Parramatta residents told SBS this week they're concerned about high living costs, education for their children and job stability.

WATCH: Parramatta residents on Gillard's visit

Speaking at the University of Western Sydney this week, Julia Gillard said she was determined to bring better education, the National Broadband Network and the National Disability Insurance Scheme to people of the region.

She also pledged to manage the pressure of living costs, and said she would put Australian-born workers ahead of foreign-born workers.

The last point caused Tony Abbott to accuse the Prime Minister of "demonising" foreign workers.

Some business owners in Auburn told SBS this week they supported putting local jobs first. Other residents said jobs should go to whoever had the skills.

WATCH: Auburn residents react to job pledge

WHY THE WEST?

Sydney's western suburbs are home to more people than live in the entire state of South Australia, and more than those who live in Tasmania, ACT and the Northern Territory combined.

WHO LIVES IN WESTERN SYDNEY?

Sydney's west is home to around two million people.
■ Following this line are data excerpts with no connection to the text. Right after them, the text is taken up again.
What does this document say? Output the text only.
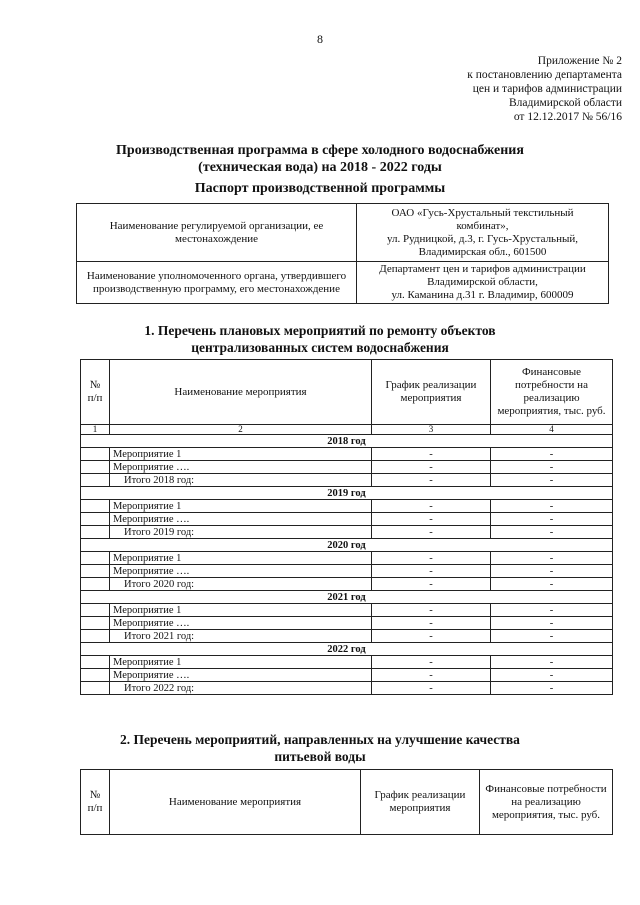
8
Приложение № 2
к постановлению департамента
цен и тарифов администрации
Владимирской области
от 12.12.2017 № 56/16
Производственная программа в сфере холодного водоснабжения
(техническая вода) на 2018 - 2022 годы
Паспорт производственной программы
Наименование регулируемой организации, ее местонахождение	ОАО «Гусь-Хрустальный текстильный
комбинат»,
ул. Рудницкой, д.3, г. Гусь-Хрустальный,
Владимирская обл., 601500

Наименование уполномоченного органа, утвердившего производственную программу, его местонахождение	Департамент цен и тарифов администрации
Владимирской области,
ул. Каманина д.31 г. Владимир, 600009
1. Перечень плановых мероприятий по ремонту объектов
централизованных систем водоснабжения
№ п/п	Наименование мероприятия	График реализации мероприятия	Финансовые потребности на реализацию мероприятия, тыс. руб.
1	2	3	4
2018 год			
	Мероприятие 1	-	-
	Мероприятие ….	-	-
	Итого 2018 год:	-	-
2019 год			
	Мероприятие 1	-	-
	Мероприятие ….	-	-
	Итого 2019 год:	-	-
2020 год			
	Мероприятие 1	-	-
	Мероприятие ….	-	-
	Итого 2020 год:	-	-
2021 год			
	Мероприятие 1	-	-
	Мероприятие ….	-	-
	Итого 2021 год:	-	-
2022 год			
	Мероприятие 1	-	-
	Мероприятие ….	-	-
	Итого 2022 год:	-	-
2. Перечень мероприятий, направленных на улучшение качества
питьевой воды
№ п/п	Наименование мероприятия	График реализации мероприятия	Финансовые потребности на реализацию мероприятия, тыс. руб.
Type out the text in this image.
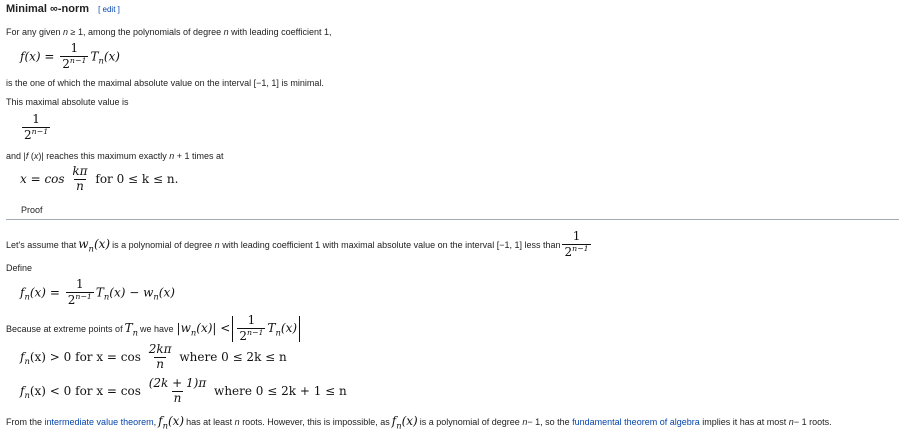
Minimal ∞-norm [ edit ]
For any given n ≥ 1, among the polynomials of degree n with leading coefficient 1,
$f(x) = \frac{1}{2^{n-1}} T_n(x)$
is the one of which the maximal absolute value on the interval [−1, 1] is minimal.
This maximal absolute value is
$\frac{1}{2^{n-1}}$
and |f (x)| reaches this maximum exactly n + 1 times at
$x = \cos \frac{k\pi}{n}$ for 0 ≤ k ≤ n.
Proof
Let's assume that $w_n(x)$ is a polynomial of degree
n
with leading coefficient 1 with maximal absolute value on the interval [−1, 1] less than $\frac{1}{2^{n-1}}$
Define
$f_n(x) = \frac{1}{2^{n-1}} T_n(x) - w_n(x)$
Because at extreme points of $T_n$ we have $|w_n(x)| < \frac{1}{2^{n-1}} T_n(x)$
$f_n(x) > 0$ for $x = \cos \frac{2k\pi}{n}$ where 0 ≤ 2k ≤ n
$f_n(x) < 0$ for $x = \cos \frac{(2k + 1)\pi}{n}$ where 0 ≤ 2k + 1 ≤ n
From the
intermediate value theorem , $f_n(x)$ has at least
n
roots. However, this is impossible, as $f_n(x)$ is a polynomial of degree
n − 1, so the
fundamental theorem of algebra
implies it has at most
n − 1 roots.
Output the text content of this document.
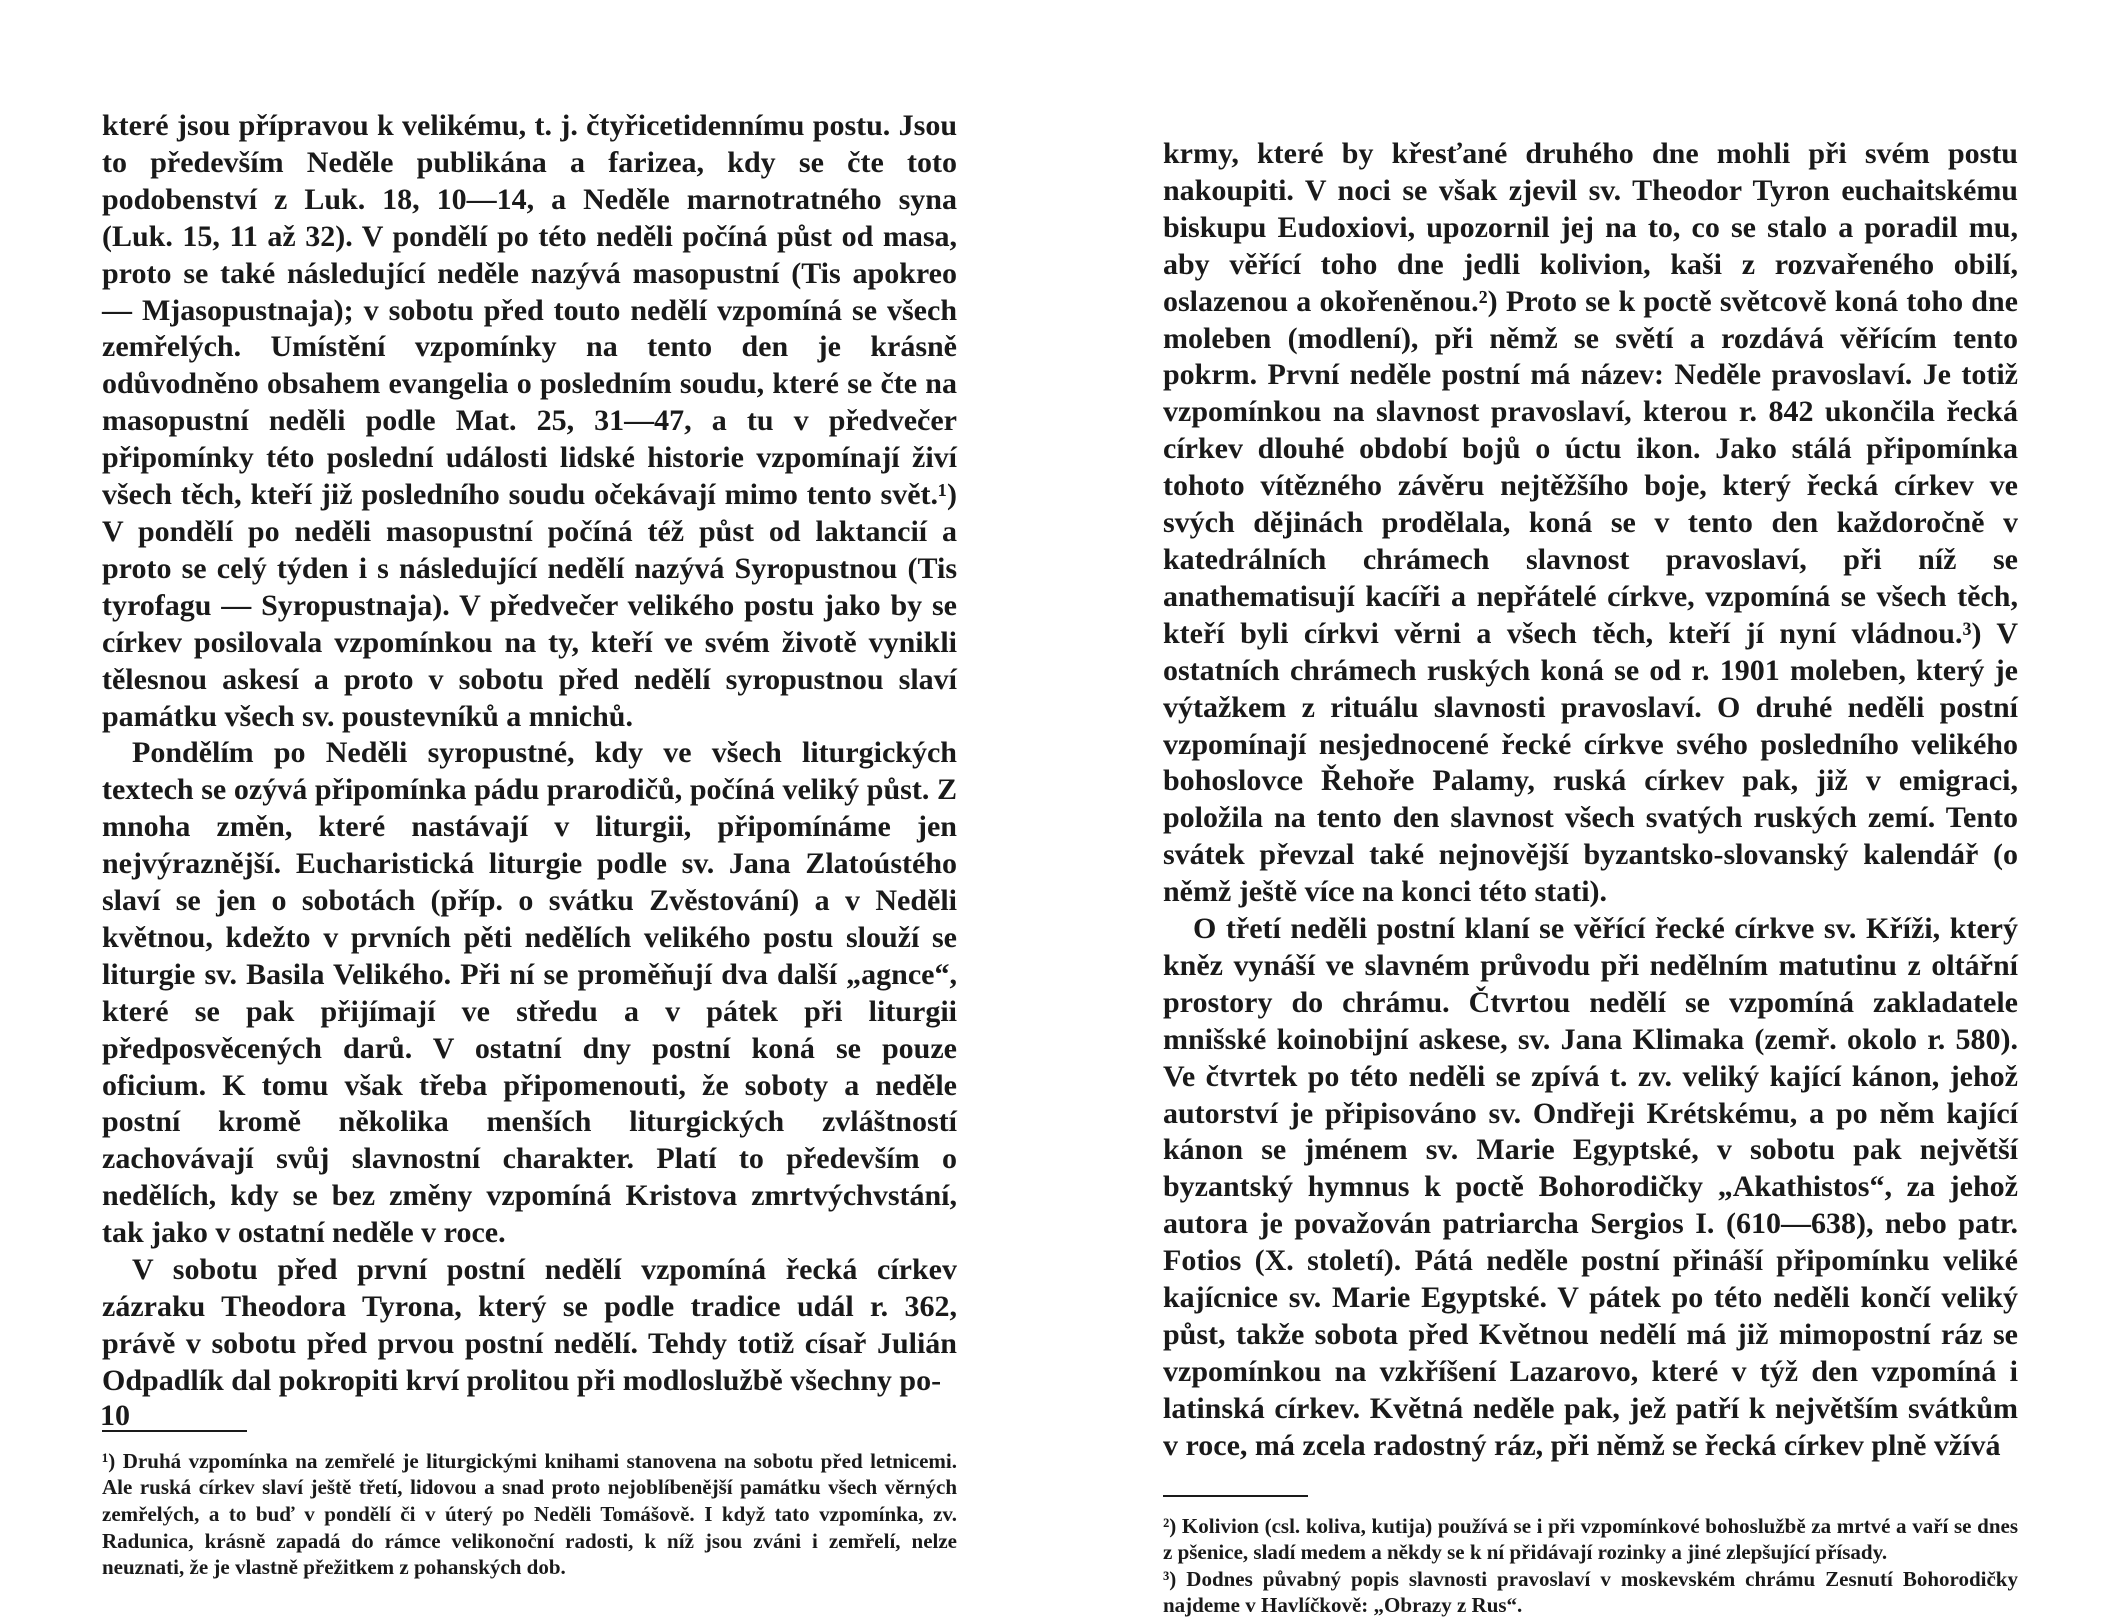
které jsou přípravou k velikému, t. j. čtyřicetidennímu postu. Jsou to především Neděle publikána a farizea, kdy se čte toto podobenství z Luk. 18, 10—14, a Neděle marnotratného syna (Luk. 15, 11 až 32). V pondělí po této neděli počíná půst od masa, proto se také následující neděle nazývá masopustní (Tis apokreo — Mjasopustnaja); v sobotu před touto nedělí vzpomíná se všech zemřelých. Umístění vzpomínky na tento den je krásně odůvodněno obsahem evangelia o posledním soudu, které se čte na masopustní neděli podle Mat. 25, 31—47, a tu v předvečer připomínky této poslední události lidské historie vzpomínají živí všech těch, kteří již posledního soudu očekávají mimo tento svět.¹) V pondělí po neděli masopustní počíná též půst od laktancií a proto se celý týden i s následující nedělí nazývá Syropustnou (Tis tyrofagu — Syropustnaja). V předvečer velikého postu jako by se církev posilovala vzpomínkou na ty, kteří ve svém životě vynikli tělesnou askesí a proto v sobotu před nedělí syropustnou slaví památku všech sv. poustevníků a mnichů.

Pondělím po Neděli syropustné, kdy ve všech liturgických textech se ozývá připomínka pádu prarodičů, počíná veliký půst. Z mnoha změn, které nastávají v liturgii, připomínáme jen nejvýraznější. Eucharistická liturgie podle sv. Jana Zlatoústého slaví se jen o sobotách (příp. o svátku Zvěstování) a v Neděli květnou, kdežto v prvních pěti nedělích velikého postu slouží se liturgie sv. Basila Velikého. Při ní se proměňují dva další „agnce“, které se pak přijímají ve středu a v pátek při liturgii předposvěcených darů. V ostatní dny postní koná se pouze oficium. K tomu však třeba připomenouti, že soboty a neděle postní kromě několika menších liturgických zvláštností zachovávají svůj slavnostní charakter. Platí to především o nedělích, kdy se bez změny vzpomíná Kristova zmrtvýchvstání, tak jako v ostatní neděle v roce.

V sobotu před první postní nedělí vzpomíná řecká církev zázraku Theodora Tyrona, který se podle tradice udál r. 362, právě v sobotu před prvou postní nedělí. Tehdy totiž císař Julián Odpadlík dal pokropiti krví prolitou při modloslužbě všechny po-

¹) Druhá vzpomínka na zemřelé je liturgickými knihami stanovena na sobotu před letnicemi. Ale ruská církev slaví ještě třetí, lidovou a snad proto nejoblíbenější památku všech věrných zemřelých, a to buď v pondělí či v úterý po Neděli Tomášově. I když tato vzpomínka, zv. Radunica, krásně zapadá do rámce velikonoční radosti, k níž jsou zváni i zemřelí, nelze neuznati, že je vlastně přežitkem z pohanských dob.

10

krmy, které by křesťané druhého dne mohli při svém postu nakoupiti. V noci se však zjevil sv. Theodor Tyron euchaitskému biskupu Eudoxiovi, upozornil jej na to, co se stalo a poradil mu, aby věřící toho dne jedli kolivion, kaši z rozvařeného obilí, oslazenou a okořeněnou.²) Proto se k poctě světcově koná toho dne moleben (modlení), při němž se světí a rozdává věřícím tento pokrm. První neděle postní má název: Neděle pravoslaví. Je totiž vzpomínkou na slavnost pravoslaví, kterou r. 842 ukončila řecká církev dlouhé období bojů o úctu ikon. Jako stálá připomínka tohoto vítězného závěru nejtěžšího boje, který řecká církev ve svých dějinách prodělala, koná se v tento den každoročně v katedrálních chrámech slavnost pravoslaví, při níž se anathematisují kacíři a nepřátelé církve, vzpomíná se všech těch, kteří byli církvi věrni a všech těch, kteří jí nyní vládnou.³) V ostatních chrámech ruských koná se od r. 1901 moleben, který je výtažkem z rituálu slavnosti pravoslaví. O druhé neděli postní vzpomínají nesjednocené řecké církve svého posledního velikého bohoslovce Řehoře Palamy, ruská církev pak, již v emigraci, položila na tento den slavnost všech svatých ruských zemí. Tento svátek převzal také nejnovější byzantsko-slovanský kalendář (o němž ještě více na konci této stati).

O třetí neděli postní klaní se věřící řecké církve sv. Kříži, který kněz vynáší ve slavném průvodu při nedělním matutinu z oltářní prostory do chrámu. Čtvrtou nedělí se vzpomíná zakladatele mnišské koinobijní askese, sv. Jana Klimaka (zemř. okolo r. 580). Ve čtvrtek po této neděli se zpívá t. zv. veliký kající kánon, jehož autorství je připisováno sv. Ondřeji Krétskému, a po něm kající kánon se jménem sv. Marie Egyptské, v sobotu pak největší byzantský hymnus k poctě Bohorodičky „Akathistos“, za jehož autora je považován patriarcha Sergios I. (610—638), nebo patr. Fotios (X. století). Pátá neděle postní přináší připomínku veliké kajícnice sv. Marie Egyptské. V pátek po této neděli končí veliký půst, takže sobota před Květnou nedělí má již mimopostní ráz se vzpomínkou na vzkříšení Lazarovo, které v týž den vzpomíná i latinská církev. Květná neděle pak, jež patří k největším svátkům v roce, má zcela radostný ráz, při němž se řecká církev plně vžívá

²) Kolivion (csl. koliva, kutija) používá se i při vzpomínkové bohoslužbě za mrtvé a vaří se dnes z pšenice, sladí medem a někdy se k ní přidávají rozinky a jiné zlepšující přísady.

³) Dodnes půvabný popis slavnosti pravoslaví v moskevském chrámu Zesnutí Bohorodičky najdeme v Havlíčkově: „Obrazy z Rus“.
One third of the population has migrated to Australia, and the average citizen is younger than the national average.

There's no "typical" western Sydney voter, with population-dense centres such as Parramatta and Blacktown tending to be ethnically diverse, while those on the semi-rural fringes are more likely to have been born in Australia than overseas.

THE PROMISES

Julia Gillard has pledged to focus on jobs, living costs, education, the NBN and the NDIS.

Tony Abbott has promised to scrap the Carbon Tax. He's also pledged to stop crime and asylum seeker boats.

Both parties have stated they'll tackle western Sydney's road congestion problems, including lengthening the M4 and the M5.